AIDS United provides a critical structure for us to combine our time, talent, passion, and stories to call for policy change as a strong and unified lobby.

GMHC is a member organization of AIDS United’s Public Policy Committee (PPC)

What’s Missing from the Budget Discussions?

Donna_Crews_2013_webby Donna Crews, Director of Government Affairs

There sure is a lot of conversation going on in Washington these days.  Government shutdown.  Economic shutdown. Repeal of delay of the Affordable Care Act.  A major topic of discussion seems to be getting lost in this mix, though: avoiding additional sequestration cuts come January 2014 if the Budget Control Act law is not revised.  We at AIDS United encourage our colleagues to continue to contact Congress to eliminate sequestration with a balanced approach to federal deficit reduction (federal cuts and revenue increases), to reopen the government, and avoid a federal default. The total spending amount ($986 Billion) being used in the proposed short-term Continuing Resolution (CR) for the discretionary portion of the bill assumes that sequestration continues. Continuing to use that total number, without repealing the sequester will trigger another round of automatic cuts in January. Sequestration must be repealed to ensure non-defense discretionary programs have the necessary funding to meet the growing needs in public health, education, and nutrition programs.
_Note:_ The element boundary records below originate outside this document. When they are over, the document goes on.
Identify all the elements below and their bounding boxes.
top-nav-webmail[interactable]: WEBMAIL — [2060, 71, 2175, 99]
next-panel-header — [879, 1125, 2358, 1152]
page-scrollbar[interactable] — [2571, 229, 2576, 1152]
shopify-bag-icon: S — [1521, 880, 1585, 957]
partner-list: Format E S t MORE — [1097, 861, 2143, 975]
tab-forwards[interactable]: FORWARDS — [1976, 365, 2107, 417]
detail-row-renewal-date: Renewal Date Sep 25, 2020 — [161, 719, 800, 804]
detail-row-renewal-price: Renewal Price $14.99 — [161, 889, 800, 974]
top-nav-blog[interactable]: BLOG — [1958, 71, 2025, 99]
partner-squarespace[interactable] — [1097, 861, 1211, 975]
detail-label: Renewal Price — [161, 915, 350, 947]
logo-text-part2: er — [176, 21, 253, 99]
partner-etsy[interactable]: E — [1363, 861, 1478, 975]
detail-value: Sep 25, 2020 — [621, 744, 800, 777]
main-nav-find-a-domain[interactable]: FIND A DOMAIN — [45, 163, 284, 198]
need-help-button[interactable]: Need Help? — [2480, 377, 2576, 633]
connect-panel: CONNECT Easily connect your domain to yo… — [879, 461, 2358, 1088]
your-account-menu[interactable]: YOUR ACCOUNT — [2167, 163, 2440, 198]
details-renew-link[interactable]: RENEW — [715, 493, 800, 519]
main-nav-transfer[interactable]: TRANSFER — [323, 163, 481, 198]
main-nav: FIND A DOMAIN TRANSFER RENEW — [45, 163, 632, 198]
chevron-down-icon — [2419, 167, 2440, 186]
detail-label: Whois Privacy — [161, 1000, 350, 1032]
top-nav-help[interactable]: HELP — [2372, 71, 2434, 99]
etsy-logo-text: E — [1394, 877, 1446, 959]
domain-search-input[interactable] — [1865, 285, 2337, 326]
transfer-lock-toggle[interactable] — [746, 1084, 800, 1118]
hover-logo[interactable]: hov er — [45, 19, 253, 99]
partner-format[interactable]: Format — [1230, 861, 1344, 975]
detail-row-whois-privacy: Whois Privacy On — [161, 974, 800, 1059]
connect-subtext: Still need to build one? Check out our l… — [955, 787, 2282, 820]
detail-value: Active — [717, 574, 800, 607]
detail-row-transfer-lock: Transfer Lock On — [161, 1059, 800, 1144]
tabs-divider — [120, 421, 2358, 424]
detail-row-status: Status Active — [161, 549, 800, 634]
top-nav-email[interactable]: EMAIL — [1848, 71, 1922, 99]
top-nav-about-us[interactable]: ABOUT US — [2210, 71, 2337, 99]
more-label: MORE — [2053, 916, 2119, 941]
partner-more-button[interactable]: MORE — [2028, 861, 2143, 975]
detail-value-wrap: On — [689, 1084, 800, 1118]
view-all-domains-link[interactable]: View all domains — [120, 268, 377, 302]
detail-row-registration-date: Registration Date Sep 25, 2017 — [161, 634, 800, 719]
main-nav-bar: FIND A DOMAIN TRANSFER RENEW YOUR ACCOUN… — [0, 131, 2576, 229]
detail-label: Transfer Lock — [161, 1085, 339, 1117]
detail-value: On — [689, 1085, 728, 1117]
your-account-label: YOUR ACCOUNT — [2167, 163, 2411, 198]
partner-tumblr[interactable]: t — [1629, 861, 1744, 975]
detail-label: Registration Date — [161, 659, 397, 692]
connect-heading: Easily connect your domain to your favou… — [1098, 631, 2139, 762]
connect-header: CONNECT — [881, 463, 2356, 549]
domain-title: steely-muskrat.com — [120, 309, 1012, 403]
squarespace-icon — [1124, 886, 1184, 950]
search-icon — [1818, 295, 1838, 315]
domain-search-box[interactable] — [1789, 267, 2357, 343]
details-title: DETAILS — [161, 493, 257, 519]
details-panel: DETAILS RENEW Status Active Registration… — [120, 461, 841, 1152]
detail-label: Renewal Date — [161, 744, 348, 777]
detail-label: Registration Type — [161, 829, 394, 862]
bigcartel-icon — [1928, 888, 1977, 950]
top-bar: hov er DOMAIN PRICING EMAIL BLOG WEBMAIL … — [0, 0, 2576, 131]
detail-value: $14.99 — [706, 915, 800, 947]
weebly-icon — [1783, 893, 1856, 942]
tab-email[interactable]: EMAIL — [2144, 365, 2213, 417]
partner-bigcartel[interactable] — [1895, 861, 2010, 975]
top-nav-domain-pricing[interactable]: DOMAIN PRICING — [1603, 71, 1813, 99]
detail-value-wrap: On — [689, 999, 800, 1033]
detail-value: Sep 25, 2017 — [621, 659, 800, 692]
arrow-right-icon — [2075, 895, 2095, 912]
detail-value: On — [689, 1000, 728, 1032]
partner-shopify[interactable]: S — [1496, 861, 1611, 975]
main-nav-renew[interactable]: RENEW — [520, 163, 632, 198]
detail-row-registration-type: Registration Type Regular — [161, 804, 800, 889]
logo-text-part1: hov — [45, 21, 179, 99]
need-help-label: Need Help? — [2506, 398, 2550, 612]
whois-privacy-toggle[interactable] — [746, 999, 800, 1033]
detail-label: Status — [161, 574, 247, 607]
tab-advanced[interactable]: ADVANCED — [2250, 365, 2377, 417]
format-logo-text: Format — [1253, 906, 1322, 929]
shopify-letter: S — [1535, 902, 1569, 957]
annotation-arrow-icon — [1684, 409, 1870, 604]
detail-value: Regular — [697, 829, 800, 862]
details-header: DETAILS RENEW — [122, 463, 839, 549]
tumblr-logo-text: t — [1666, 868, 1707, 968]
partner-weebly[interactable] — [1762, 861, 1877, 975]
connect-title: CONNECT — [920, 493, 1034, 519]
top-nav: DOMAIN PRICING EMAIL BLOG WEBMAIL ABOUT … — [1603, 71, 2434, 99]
Last week, Minority Leader Nancy Pelosi said at a press conference after a meeting of the four leaders at the White House, “We’ll take your number to keep government open. Give us a chance to vote for it.”  However, AIDS United believes that the spending total should only be used for the short term CR.  The cuts have already cost way too much for the community-based member organizations of AIDS United’s Public Policy Committee (PPC). Congress must restore funding by utilizing the higher Senate number of $1.058 trillion for the long-term solution to Fiscal Year 2014 and replacing sequestration.  Some of our PPC member agencies have seen anywhere from five to 15 layoffs — including both medical doctors and lawyers.  Some have not filled as many as eight positions lost in attrition; are experiencing anywhere from 30 to 100 increased caseloads for case managers; and having to make drastic cuts to hot meal availability.  Waiting lists have been implemented for AIDS Drug Assistance Program (ADAP) medication and for medical treatment slots after an HIV positive initial diagnosis.  As one of our PPC members, Carole Treston of the Association of Nurses in AIDS Care (ANAC) stated, “A waiting list for care is not just an inconvenience; it is a critical time to engage a person in treatment.”  If that patient have to wait six weeks for an appointment it could diminish  motivation to engage in care and further deteriorate their health and the HIV status of his or her partner –  and possibly their community.
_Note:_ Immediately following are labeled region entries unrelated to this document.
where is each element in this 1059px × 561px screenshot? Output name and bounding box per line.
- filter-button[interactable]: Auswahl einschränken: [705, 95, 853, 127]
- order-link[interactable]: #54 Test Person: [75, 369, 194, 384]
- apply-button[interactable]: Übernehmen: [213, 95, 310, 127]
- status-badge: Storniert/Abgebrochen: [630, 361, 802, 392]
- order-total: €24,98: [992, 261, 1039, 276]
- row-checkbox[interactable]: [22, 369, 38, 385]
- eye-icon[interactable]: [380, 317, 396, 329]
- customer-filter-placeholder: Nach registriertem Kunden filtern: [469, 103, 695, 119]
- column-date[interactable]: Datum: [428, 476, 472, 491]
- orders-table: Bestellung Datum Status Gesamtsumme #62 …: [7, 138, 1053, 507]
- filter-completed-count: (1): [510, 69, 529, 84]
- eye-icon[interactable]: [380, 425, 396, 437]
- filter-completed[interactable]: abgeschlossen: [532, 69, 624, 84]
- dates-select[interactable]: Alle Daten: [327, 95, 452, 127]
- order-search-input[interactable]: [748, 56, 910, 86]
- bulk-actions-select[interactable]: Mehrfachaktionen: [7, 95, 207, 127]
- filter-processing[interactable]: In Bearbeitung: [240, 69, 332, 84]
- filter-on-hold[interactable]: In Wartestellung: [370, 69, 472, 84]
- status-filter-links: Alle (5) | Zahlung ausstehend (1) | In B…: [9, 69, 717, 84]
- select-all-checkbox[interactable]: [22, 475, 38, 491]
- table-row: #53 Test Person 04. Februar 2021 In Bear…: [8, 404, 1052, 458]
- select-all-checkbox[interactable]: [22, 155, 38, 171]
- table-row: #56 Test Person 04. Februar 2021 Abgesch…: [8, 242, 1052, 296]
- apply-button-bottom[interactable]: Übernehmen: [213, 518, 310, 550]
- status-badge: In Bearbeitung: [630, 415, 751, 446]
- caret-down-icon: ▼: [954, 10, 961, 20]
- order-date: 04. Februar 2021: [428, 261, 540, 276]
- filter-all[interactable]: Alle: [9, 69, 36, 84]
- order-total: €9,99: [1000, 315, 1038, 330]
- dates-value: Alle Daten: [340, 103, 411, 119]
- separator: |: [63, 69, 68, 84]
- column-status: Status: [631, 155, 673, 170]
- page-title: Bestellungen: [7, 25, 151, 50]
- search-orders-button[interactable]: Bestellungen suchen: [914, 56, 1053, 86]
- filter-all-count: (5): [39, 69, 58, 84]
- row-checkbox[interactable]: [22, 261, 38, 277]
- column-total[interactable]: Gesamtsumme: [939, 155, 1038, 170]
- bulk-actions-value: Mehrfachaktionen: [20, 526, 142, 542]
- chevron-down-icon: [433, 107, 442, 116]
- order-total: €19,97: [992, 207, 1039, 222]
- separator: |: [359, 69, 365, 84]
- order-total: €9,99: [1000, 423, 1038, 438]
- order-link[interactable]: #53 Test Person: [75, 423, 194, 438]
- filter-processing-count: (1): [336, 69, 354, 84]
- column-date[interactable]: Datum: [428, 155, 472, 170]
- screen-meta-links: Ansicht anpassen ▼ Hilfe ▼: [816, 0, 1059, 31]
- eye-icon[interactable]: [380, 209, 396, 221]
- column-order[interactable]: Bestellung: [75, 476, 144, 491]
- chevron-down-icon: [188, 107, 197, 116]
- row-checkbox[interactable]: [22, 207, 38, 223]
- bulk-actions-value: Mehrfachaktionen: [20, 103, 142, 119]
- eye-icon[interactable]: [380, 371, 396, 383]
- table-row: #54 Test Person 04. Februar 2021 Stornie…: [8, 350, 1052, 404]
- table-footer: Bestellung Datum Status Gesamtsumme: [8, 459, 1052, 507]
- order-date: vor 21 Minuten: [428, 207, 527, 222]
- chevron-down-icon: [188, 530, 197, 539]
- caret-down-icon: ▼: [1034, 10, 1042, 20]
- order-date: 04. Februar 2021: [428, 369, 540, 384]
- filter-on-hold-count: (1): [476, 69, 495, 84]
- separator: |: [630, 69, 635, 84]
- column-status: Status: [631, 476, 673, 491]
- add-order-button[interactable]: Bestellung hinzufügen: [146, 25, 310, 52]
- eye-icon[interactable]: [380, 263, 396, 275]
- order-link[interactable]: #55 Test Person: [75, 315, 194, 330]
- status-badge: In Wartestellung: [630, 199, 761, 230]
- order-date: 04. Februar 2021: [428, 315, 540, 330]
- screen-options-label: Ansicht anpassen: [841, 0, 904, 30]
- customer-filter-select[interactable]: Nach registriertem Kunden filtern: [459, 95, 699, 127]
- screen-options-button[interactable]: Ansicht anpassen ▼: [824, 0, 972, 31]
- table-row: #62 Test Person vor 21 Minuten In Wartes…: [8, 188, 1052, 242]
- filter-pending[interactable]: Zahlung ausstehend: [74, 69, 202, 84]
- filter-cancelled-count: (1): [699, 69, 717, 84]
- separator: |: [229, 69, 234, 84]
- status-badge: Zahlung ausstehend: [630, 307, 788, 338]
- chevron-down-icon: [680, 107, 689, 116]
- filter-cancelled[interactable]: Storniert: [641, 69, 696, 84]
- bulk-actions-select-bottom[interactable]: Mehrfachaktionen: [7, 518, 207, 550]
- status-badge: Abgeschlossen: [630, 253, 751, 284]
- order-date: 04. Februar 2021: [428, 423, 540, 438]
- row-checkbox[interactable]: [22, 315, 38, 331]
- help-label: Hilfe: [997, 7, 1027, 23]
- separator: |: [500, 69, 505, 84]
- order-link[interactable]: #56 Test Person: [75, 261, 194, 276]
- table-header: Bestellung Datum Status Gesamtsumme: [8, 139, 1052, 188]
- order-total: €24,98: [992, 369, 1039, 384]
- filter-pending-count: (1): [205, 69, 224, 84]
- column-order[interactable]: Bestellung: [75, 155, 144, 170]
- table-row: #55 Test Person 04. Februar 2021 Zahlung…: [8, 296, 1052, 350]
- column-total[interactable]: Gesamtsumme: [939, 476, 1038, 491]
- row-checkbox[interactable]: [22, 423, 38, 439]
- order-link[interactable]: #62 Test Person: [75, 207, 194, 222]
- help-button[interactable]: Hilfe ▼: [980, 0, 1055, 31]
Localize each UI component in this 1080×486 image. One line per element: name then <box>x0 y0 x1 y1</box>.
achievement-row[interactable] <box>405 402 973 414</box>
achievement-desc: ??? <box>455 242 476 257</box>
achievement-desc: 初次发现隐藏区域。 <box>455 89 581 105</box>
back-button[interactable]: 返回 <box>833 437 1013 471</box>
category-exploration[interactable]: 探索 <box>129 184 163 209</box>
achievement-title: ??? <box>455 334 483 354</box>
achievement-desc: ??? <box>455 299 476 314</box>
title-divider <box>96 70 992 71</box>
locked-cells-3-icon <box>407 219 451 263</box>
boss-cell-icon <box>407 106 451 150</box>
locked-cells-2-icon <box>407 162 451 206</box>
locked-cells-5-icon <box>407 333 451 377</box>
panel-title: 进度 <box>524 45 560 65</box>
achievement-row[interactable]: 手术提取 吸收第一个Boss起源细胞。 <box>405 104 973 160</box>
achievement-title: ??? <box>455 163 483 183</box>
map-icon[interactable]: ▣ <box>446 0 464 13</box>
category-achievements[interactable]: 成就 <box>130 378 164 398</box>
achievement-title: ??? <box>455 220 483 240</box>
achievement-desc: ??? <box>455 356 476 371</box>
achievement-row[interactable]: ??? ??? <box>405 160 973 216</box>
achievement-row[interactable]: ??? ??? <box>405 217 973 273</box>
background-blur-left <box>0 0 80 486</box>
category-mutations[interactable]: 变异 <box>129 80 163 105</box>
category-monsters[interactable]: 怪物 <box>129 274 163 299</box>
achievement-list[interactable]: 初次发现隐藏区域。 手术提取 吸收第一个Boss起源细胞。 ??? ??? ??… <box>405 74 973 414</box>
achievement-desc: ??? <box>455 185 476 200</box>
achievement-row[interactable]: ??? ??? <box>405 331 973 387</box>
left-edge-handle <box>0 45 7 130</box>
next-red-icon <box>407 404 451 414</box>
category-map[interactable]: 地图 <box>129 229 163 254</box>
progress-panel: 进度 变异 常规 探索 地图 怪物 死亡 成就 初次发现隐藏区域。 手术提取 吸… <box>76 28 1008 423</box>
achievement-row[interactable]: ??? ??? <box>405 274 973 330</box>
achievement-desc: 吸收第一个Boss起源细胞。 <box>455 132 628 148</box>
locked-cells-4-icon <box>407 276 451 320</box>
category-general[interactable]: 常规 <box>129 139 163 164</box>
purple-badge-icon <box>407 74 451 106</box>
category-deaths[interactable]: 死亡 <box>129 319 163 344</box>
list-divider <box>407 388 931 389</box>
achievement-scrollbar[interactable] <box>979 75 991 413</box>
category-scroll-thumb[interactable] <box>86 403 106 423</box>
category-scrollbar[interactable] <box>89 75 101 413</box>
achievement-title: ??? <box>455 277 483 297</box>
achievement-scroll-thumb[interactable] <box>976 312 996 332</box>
The impact of the sequester on HIV prevention programs are just as severe.  One of our PPC members closed their HIV prevention center serving men who have sex with men age 13 to 35, one of the populations most impacted by HIV.  While in one of our jurisdictions the cuts from the Centers for Disease Control and Prevention (CDC) were absorbed by the state, enabling their prevention programs to continue unscathed, the  majority of our PPC member organizations have been faced with dire prevention cuts, forcing reduction in HIV testing and prevention messages to the high-risk HIV-negative population.

HIV-focused trainings and workforce development have also been cut by more than ten percent due to rescissions and sequestration, just when the healthcare workforce — which needs HIV training — will increase with the expansion of the Affordable Care Act.  It is more important than ever to increase our training capacity as more healthcare professionals will interact with HIV-positive individuals across the healthcare spectrum.
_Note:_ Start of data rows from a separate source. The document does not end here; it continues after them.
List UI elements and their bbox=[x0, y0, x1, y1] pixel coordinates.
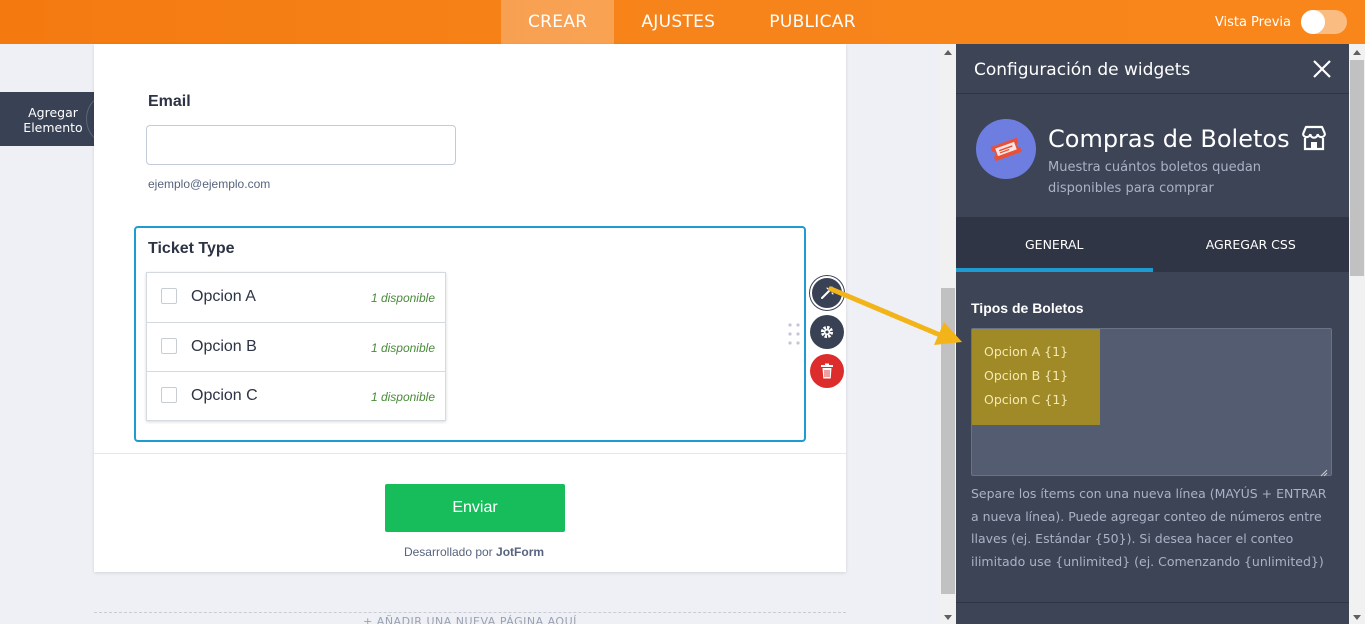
textarea-content: Opcion A {1} Opcion B {1} Opcion C {1} bbox=[984, 340, 1068, 412]
submit-button[interactable]: Enviar bbox=[385, 484, 565, 532]
ticket-type-field[interactable]: Ticket Type Opcion A 1 disponible Opcion… bbox=[134, 226, 806, 442]
ticket-availability: 1 disponible bbox=[370, 390, 435, 404]
trash-icon[interactable] bbox=[810, 354, 844, 388]
ticket-option[interactable]: Opcion C 1 disponible bbox=[147, 371, 445, 420]
scroll-up-icon[interactable] bbox=[1353, 50, 1361, 55]
checkbox[interactable] bbox=[161, 288, 177, 304]
preview-label: Vista Previa bbox=[1214, 14, 1291, 30]
scroll-up-icon[interactable] bbox=[944, 50, 952, 55]
email-hint: ejemplo@ejemplo.com bbox=[148, 177, 271, 191]
panel-title: Configuración de widgets bbox=[974, 60, 1191, 80]
top-bar: CREAR AJUSTES PUBLICAR Vista Previa bbox=[0, 0, 1365, 44]
tab-crear[interactable]: CREAR bbox=[501, 0, 615, 44]
wand-icon[interactable] bbox=[810, 276, 844, 310]
widget-info: Compras de Boletos Muestra cuántos bolet… bbox=[956, 95, 1349, 217]
resize-handle-icon[interactable] bbox=[1320, 464, 1328, 477]
jotform-link[interactable]: JotForm bbox=[496, 545, 544, 559]
preview-toggle[interactable] bbox=[1301, 10, 1347, 34]
widget-name: Compras de Boletos bbox=[1048, 125, 1290, 153]
ticket-option-label: Opcion A bbox=[191, 288, 256, 305]
scroll-thumb[interactable] bbox=[941, 288, 955, 594]
form-card: Email ejemplo@ejemplo.com Ticket Type Op… bbox=[94, 44, 846, 572]
powered-by: Desarrollado por JotForm bbox=[94, 545, 854, 559]
ticket-types-label: Tipos de Boletos bbox=[971, 300, 1084, 316]
panel-scrollbar[interactable] bbox=[1349, 44, 1365, 624]
checkbox[interactable] bbox=[161, 387, 177, 403]
ticket-option[interactable]: Opcion B 1 disponible bbox=[147, 322, 445, 371]
ticket-option-label: Opcion C bbox=[191, 387, 258, 404]
tab-general[interactable]: GENERAL bbox=[956, 217, 1153, 272]
textarea-line: Opcion B {1} bbox=[984, 368, 1069, 383]
preview-control: Vista Previa bbox=[1215, 0, 1347, 44]
scroll-down-icon[interactable] bbox=[1353, 615, 1361, 620]
ticket-type-label: Ticket Type bbox=[148, 240, 235, 257]
checkbox[interactable] bbox=[161, 338, 177, 354]
panel-header: Configuración de widgets bbox=[956, 44, 1349, 94]
ticket-icon bbox=[976, 119, 1036, 179]
tab-agregar-css[interactable]: AGREGAR CSS bbox=[1153, 217, 1350, 272]
help-text: Separe los ítems con una nueva línea (MA… bbox=[971, 486, 1327, 569]
email-field[interactable] bbox=[146, 125, 456, 165]
add-new-page-link[interactable]: + AÑADIR UNA NUEVA PÁGINA AQUÍ bbox=[94, 612, 846, 624]
gear-icon[interactable] bbox=[810, 315, 844, 349]
form-scrollbar[interactable] bbox=[940, 44, 956, 624]
ticket-option-label: Opcion B bbox=[191, 338, 257, 355]
ticket-options-list: Opcion A 1 disponible Opcion B 1 disponi… bbox=[146, 272, 446, 421]
close-icon[interactable] bbox=[1311, 58, 1333, 80]
tab-ajustes[interactable]: AJUSTES bbox=[614, 0, 742, 44]
store-icon[interactable] bbox=[1299, 123, 1329, 153]
add-element-label: Agregar Elemento bbox=[18, 105, 88, 135]
ticket-option[interactable]: Opcion A 1 disponible bbox=[147, 273, 445, 322]
scroll-thumb[interactable] bbox=[1350, 60, 1364, 276]
main-nav: CREAR AJUSTES PUBLICAR bbox=[501, 0, 883, 44]
ticket-availability: 1 disponible bbox=[370, 341, 435, 355]
widget-description: Muestra cuántos boletos quedan disponibl… bbox=[1048, 160, 1262, 196]
widget-settings-panel: Configuración de widgets Compras de Bole… bbox=[956, 44, 1349, 624]
ticket-availability: 1 disponible bbox=[370, 291, 435, 305]
powered-by-prefix: Desarrollado por bbox=[403, 545, 493, 559]
scroll-down-icon[interactable] bbox=[944, 615, 952, 620]
divider bbox=[94, 453, 846, 454]
drag-handle-icon[interactable] bbox=[788, 323, 800, 345]
add-element-label-line1: Agregar bbox=[28, 105, 78, 120]
panel-tabs: GENERAL AGREGAR CSS bbox=[956, 217, 1349, 272]
divider bbox=[956, 602, 1349, 603]
textarea-line: Opcion A {1} bbox=[984, 344, 1069, 359]
textarea-line: Opcion C {1} bbox=[984, 392, 1069, 407]
ticket-types-textarea[interactable]: Opcion A {1} Opcion B {1} Opcion C {1} bbox=[971, 328, 1332, 477]
tab-publicar[interactable]: PUBLICAR bbox=[742, 0, 883, 44]
email-label: Email bbox=[148, 93, 191, 110]
add-element-label-line2: Elemento bbox=[23, 120, 83, 135]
At a time when we have the scientific prevention and treatment tools to begin to end the AIDS epidemic in the United States, it would be immoral to allow funding cuts due to sequestration to divert us from this worthy mission.  Congress must find a balanced solution to end the stalemate and – permanently eliminate the sequester; reopen the government; avoid an economic shutdown.  It is too important to the health and well-being of our nation.